Limón’s son is now enrolled in kindergarten at a different school, and she has become a parent leader for Padres & Jóvenes Unidos. The organization, which has historically focused on children from kindergarten to high school, has begun to take a closer look at the gaps in education that start before kindergarten. Children make huge strides in development and learning well before age five, and high-quality preschool can mean the difference between a student who starts kindergarten on track with his or her peers, and a child who may never catch up. But while families living in Denver’s more affluent neighborhoods—Cherry Creek, Congress Park and Cheesman Park—enroll their kids in preschool at rates approaching 100 percent, the rate in poorer neighborhoods is far lower: in Sun Valley, 16 percent; in Westwood, 24 percent, according to the Denver Office of Children’s Affairs.
Padres & Jóvenes Unidos last week released results of its survey of more than 300 residents of southwest Denver, who either had direct, recent experience with enrolling their children in preschool, or whose three- and four-year-olds were not attending preschool. Their survey respondents were roughly 90 percent Latino, and most were Spanish-speaking. Their results debunked a prevailing myth that Latino families prefer to keep their kids at home with family members. Instead, they found that 45 percent of the respondents whose preschool-age kids weren’t enrolled in preschool said there was no availability in local facilities; some had long waiting lists, and others were simply full.
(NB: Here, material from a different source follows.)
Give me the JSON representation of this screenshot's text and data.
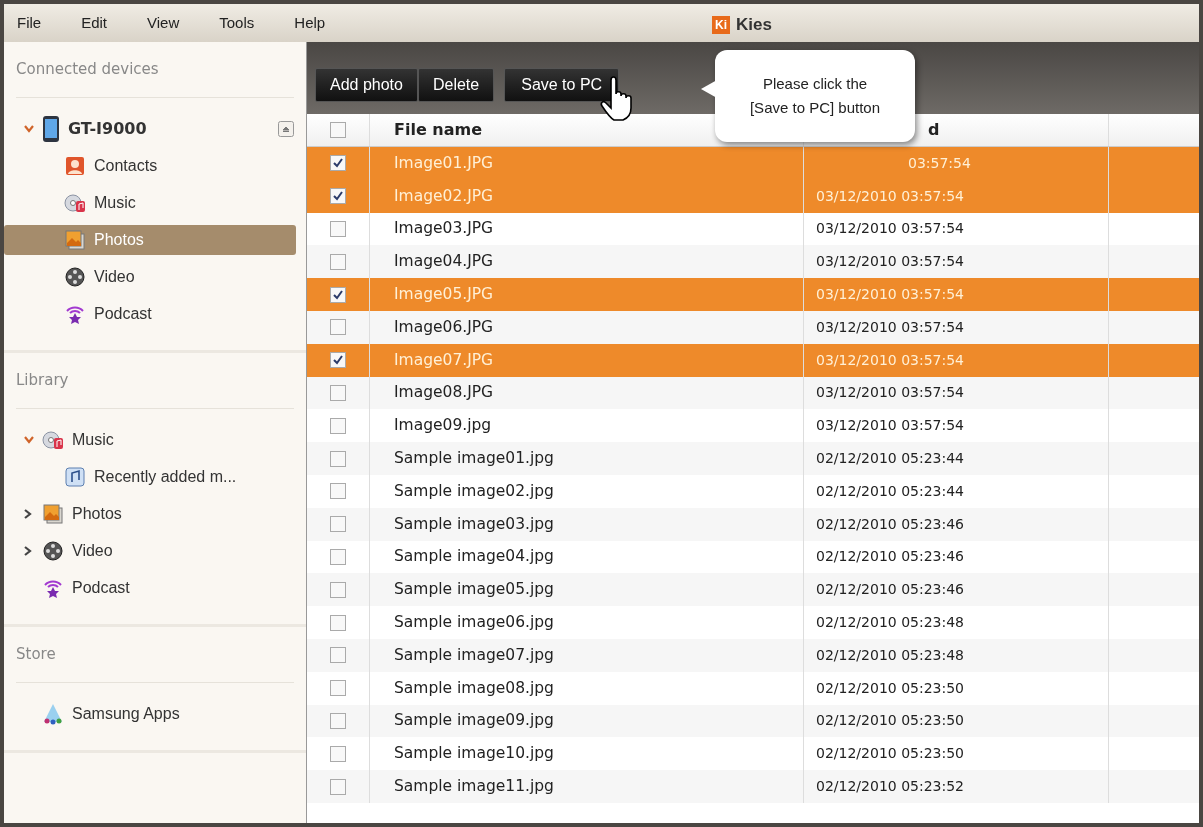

Another 26 percent said that preschools weren’t conveniently located, while 19 percent cited poor quality as a reason for keeping their kids out of their local preschools. Only eight out of 134 people surveyed said they were keeping their kids out of preschool because of a preference for other childcare arrangements.
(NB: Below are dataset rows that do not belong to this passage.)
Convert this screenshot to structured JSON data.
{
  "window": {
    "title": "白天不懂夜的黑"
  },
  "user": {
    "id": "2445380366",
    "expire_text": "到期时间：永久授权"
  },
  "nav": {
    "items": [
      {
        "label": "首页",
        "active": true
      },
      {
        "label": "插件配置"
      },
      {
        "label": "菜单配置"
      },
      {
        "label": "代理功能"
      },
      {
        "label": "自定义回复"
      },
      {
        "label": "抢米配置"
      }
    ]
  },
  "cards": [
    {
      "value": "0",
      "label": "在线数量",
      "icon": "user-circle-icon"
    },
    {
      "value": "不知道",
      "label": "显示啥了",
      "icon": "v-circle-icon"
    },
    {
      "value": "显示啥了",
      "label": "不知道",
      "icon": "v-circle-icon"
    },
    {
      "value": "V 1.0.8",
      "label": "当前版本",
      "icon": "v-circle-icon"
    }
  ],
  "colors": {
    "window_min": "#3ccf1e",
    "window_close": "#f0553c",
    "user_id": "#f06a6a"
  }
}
“This is discrimination,” said Elodia Romero, a parent and organizer with at a presentation of the organization’s survey results last week. “This is the start of the achievement gap.” Susana Cordova, the acting superintendent of Denver Public Schools, was in attendance to give the official response at the Padres & Jóvenes Unidos event. She said that the report validated the work that the school district has been doing to expand preschool options in Denver, and showed that there was more to be done. A 2012 mill levy has supported the expansion of preschool programs in Denver, said Cordova, allowing the district to add 1,300 half-day slots. Still, said Cordova, about 38 percent of kindergarten kids in Denver Public Schools didn’t attend any preschools.